Ripple judge declares certain XRP token sales by cryptocurrency companies not subject to securities laws, marking a court victory.

In a significant legal win for cryptocurrency companies pushing back against U.S. regulatory oversight, Ripple Labs, the blockchain payment firm, received a landmark ruling from a federal judge on Thursday. 

U.S. District Judge Analisa Torres in New York determined that certain digital token sales conducted by Ripple were not in violation of securities laws, contrary to the allegations made by the U.S. Securities and Exchange Commission (SEC). The SEC had sued Ripple Labs for allegedly conducting an unregistered offering of $1.3 billion worth of XRP between 2013 and 2020.

Judge Torres Exempts Ripple’s Sales To Retail Investors From Securities Classification

Judge Torres’ ruling specified that Ripple’s sales on public exchanges to retail investors did not qualify as securities offerings under the law. She justified her decision by pointing out that purchasers of XRP tokens did not have a reasonable expectation of profit tied to Ripple’s efforts. 

According to the judge, these sales were characterized as “blind bid/ask transactions,” whereby buyers were unaware if their payments went directly to Ripple or any other XRP seller.

This legal victory represents a significant milestone for Ripple Labs and is considered the most substantial success for a cryptocurrency company in a case brought by the SEC. However, the ruling wasn’t entirely in Ripple’s favor, as Judge Torres also concluded that Ripple violated securities laws when it sold XRP directly to sophisticated investors like hedge funds.

The U.S. Securities and Exchange Commission (SEC) has been actively taking regulatory measures against multiple cryptocurrency companies, initiating more than 100 enforcement actions and asserting that digital assets should be categorized as securities. One prominent case pursued by the SEC this year revolved around Coinbase, the largest cryptocurrency platform in the United States. 

The regulatory agency accused Coinbase of permitting users to trade at least 13 crypto assets that, according to the SEC, should have been registered as securities. These assets included tokens such as Solana, Cardano, and Polygon. Coinbase, however, refuted these claims.
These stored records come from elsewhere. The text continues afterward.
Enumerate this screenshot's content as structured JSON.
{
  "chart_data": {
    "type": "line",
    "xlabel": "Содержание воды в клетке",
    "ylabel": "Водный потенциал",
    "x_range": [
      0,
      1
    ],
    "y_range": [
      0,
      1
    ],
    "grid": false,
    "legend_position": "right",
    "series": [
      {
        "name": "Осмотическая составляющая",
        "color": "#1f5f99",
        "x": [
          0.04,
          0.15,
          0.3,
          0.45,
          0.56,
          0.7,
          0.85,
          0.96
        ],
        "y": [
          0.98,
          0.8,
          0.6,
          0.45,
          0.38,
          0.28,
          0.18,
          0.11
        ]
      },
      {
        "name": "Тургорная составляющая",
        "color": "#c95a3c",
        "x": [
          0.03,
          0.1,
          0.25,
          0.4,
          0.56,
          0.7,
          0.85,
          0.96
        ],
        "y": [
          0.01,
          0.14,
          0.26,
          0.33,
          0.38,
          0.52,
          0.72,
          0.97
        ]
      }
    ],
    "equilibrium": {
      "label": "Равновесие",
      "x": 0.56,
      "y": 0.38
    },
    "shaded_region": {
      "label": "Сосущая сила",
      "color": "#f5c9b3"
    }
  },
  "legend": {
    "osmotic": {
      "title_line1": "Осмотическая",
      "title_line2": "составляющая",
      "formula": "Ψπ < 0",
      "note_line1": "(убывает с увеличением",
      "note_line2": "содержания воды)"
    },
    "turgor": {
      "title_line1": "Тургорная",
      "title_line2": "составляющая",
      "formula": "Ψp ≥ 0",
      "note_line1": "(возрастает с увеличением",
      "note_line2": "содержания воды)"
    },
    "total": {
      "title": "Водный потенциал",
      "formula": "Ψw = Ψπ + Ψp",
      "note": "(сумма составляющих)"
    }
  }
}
Industry players have consistently contested the SEC’s assertion, stating that most cryptocurrencies, operating on a blockchain network shared across computers, do not meet the legal definition of securities in the United States. They have criticized the SEC for its perceived lack of clarity and inconsistency and have called for the establishment of new regulations or laws in the crypto space.

SEC Asserts Cryptocurrency Assets As Securities, Citing Precedent From 1946 Supreme Court Case

According to the SEC, cryptocurrency assets are considered securities under U.S. law. This argument is based on a precedent set by a 1946 U.S. Supreme Court case involving investors in Florida orange groves, which were owned by the W. J. Howey Co. 

In that case, the court established that when individuals invest money in a common enterprise and expect profits solely from the efforts of others, it qualifies as an investment contract and falls under the category of securities. 

As a result, the SEC asserts its jurisdiction to prevent similar offerings, like those conducted by Howey, from selling fractional land interests accompanied by profit-sharing contracts to out-of-state investors.

Prior to the Ripple decision, judges in a handful of crypto-related cases had sided with the SEC, ruling that specific digital assets were indeed securities. These judgments were based on developers’ statements that tied the value of their crypto assets to the growth or maintenance of associated blockchain systems, implying that investor profits relied on the “efforts of others.” 

Additionally, courts determined that investors participated in a “common enterprise” due to their pooled funds being utilized by token issuers to develop relevant systems.

Bitcoin, however, remains an exception to this classification. Due to its anonymous and open-source origins, Bitcoin is not considered a security. 

According to Carol Goforth, a law professor at the University of Arkansas, investor profits from Bitcoin are not reliant on the efforts of developers or managers. Some blockchain projects have attempted to navigate the regulatory landscape by conducting two-stage funding processes. 

These projects initially offer securities under SEC regulations and subsequently provide or sell cryptocurrency to those investors once a functional blockchain has been developed. Goforth noted that developers pursued this strategy in the hopes of removing the “common enterprise” element. 

However, she highlighted the SEC’s failure to clarify the requirements for converting a security into a non-security, leaving some ambiguity in the industry.

The court ruling in favor of Ripple Labs marks a significant development in the ongoing debate over the classification of crypto assets as securities in the United States. 

As the SEC continues its enforcement actions and the cryptocurrency industry calls for clearer regulations, the legal landscape surrounding digital assets remains complex and subject to ongoing scrutiny.